The Government of India and the National Socialist Council of Nagaland (NSCN) successfully concluded the dialogue on Naga political issue, which has existed for six decades, and signed an agreement on Aug 03, 2015 in the presence of the Prime Minister Shri Narendra Modi. This agreement will restore peace and pave the way for prosperity in the North East. Dialogues with other extremist groups are also taking place which have helped reduce violent incidences in north east.

  1. Enhanced financial powers

The Ministry of Home Affairs enhanced financial powers of the Directors General of Central Armed Police Forces (CAPFs) and Directors of Intelligence Agencies in December, 2014. The financial powers have been doubled from Rupees Five Crores to Rs. Ten Crores in respect of Major Works that are to be executed by CPWD and Public Works Organisations.
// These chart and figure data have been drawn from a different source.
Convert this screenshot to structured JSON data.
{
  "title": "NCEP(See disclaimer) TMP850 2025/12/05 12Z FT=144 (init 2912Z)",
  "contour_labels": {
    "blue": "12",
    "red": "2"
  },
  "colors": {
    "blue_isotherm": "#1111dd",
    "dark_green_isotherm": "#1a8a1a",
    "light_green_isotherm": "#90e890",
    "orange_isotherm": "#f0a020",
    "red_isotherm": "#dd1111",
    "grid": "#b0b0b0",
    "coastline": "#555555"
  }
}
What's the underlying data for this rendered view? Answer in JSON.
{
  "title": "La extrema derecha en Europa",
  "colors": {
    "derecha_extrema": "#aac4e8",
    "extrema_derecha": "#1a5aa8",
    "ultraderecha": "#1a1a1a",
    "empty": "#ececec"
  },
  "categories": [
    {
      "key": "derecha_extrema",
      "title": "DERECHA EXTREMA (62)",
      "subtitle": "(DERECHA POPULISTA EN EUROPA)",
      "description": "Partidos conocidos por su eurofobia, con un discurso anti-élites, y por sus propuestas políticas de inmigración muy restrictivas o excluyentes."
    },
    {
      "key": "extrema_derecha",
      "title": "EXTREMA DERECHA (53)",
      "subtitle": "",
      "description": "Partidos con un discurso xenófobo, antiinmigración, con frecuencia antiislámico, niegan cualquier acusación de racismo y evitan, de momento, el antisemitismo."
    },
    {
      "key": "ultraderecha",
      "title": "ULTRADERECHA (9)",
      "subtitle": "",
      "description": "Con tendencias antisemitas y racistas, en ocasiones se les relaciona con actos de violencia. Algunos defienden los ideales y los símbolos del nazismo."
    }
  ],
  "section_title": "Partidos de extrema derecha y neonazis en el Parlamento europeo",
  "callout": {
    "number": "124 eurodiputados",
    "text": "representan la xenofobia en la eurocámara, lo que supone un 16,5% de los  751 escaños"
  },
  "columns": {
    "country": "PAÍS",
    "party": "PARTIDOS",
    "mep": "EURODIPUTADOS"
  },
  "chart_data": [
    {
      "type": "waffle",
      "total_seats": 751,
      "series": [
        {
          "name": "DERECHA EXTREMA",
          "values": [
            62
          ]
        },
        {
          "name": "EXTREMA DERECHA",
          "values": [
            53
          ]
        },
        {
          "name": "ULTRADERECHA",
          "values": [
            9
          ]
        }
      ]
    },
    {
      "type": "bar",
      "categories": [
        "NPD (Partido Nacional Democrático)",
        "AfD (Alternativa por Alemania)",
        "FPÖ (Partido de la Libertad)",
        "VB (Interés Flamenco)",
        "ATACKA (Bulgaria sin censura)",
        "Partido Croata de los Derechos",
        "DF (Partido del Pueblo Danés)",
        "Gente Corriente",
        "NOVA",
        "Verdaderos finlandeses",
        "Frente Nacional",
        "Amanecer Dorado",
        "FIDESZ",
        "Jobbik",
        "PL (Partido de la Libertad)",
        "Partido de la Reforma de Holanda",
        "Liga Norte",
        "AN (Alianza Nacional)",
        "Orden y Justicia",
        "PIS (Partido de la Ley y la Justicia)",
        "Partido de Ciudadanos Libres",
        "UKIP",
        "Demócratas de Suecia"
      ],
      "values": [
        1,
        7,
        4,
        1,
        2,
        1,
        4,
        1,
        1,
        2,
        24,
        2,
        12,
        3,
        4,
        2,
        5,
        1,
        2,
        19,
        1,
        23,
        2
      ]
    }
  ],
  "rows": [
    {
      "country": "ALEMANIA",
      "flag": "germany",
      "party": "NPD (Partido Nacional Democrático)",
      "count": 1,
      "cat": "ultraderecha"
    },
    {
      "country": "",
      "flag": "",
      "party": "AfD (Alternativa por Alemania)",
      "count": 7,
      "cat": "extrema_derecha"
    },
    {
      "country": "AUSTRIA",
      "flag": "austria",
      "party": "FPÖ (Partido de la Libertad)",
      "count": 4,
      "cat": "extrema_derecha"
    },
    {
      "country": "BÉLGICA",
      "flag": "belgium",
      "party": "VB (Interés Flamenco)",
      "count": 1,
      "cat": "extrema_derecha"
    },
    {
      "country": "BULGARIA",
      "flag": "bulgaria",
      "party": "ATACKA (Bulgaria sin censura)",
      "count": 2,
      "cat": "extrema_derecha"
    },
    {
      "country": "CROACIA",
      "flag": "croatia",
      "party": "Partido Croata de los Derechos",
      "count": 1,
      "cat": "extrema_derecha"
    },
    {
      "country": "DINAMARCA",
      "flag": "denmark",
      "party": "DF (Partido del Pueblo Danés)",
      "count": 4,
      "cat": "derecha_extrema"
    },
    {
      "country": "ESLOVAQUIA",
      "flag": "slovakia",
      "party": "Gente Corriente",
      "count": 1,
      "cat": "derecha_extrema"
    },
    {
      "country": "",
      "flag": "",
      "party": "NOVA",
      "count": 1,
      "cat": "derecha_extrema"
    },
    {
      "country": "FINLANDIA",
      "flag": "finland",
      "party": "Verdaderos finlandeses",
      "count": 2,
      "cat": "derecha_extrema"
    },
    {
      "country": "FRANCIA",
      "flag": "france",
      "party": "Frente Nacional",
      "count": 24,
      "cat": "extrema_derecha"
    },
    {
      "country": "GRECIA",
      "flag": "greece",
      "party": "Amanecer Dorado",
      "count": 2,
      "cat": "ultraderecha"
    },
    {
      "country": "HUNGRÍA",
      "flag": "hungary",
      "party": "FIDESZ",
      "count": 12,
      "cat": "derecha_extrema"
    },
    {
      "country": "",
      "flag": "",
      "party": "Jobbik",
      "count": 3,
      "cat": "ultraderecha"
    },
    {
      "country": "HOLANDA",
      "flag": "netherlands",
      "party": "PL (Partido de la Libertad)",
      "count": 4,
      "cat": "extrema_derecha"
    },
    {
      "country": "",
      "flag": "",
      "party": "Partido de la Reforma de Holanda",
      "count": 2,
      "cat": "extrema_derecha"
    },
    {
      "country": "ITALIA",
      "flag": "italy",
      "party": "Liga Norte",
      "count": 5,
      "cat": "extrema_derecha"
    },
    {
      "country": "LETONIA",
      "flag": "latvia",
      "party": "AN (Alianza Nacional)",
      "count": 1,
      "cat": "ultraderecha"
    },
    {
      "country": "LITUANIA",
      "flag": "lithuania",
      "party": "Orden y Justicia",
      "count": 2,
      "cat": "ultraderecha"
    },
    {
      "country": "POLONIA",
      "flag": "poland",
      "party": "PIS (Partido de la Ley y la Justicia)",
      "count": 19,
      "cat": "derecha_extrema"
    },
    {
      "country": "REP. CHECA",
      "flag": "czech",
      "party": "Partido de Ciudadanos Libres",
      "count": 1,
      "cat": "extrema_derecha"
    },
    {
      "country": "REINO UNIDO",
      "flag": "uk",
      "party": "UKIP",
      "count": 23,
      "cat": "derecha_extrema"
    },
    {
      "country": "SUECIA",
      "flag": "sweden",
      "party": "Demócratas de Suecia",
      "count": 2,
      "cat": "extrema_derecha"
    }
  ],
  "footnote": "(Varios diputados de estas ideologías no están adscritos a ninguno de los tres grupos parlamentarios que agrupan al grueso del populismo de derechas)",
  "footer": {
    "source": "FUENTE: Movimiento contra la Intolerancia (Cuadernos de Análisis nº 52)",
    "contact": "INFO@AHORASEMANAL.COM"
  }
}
Similarly, limits for Major and Minor Departmental Works and Land Acquisition were also substantially raised.

  1. Crimes and Criminals Tracking Network and Systems (CCTNS)

The Ministry launched the Crimes and Criminals Tracking Network and Systems (CCTNS) Project in 2009 with an outlay of Rs.2,000 crores. CCTNS would help in Digitization of data and development of a national data base of crimes and criminals that would help enhance the operational efficiency of the crime investigation agencies.


In conclusion, countering state and non-state actors creating challenges to internal security in India requires a multi-faceted approach that involves intelligence gathering, border management, law enforcement, diplomatic efforts, and economic measures.

By adopting such an approach, India can effectively address the threats to its internal security and promote stability and prosperity in the region.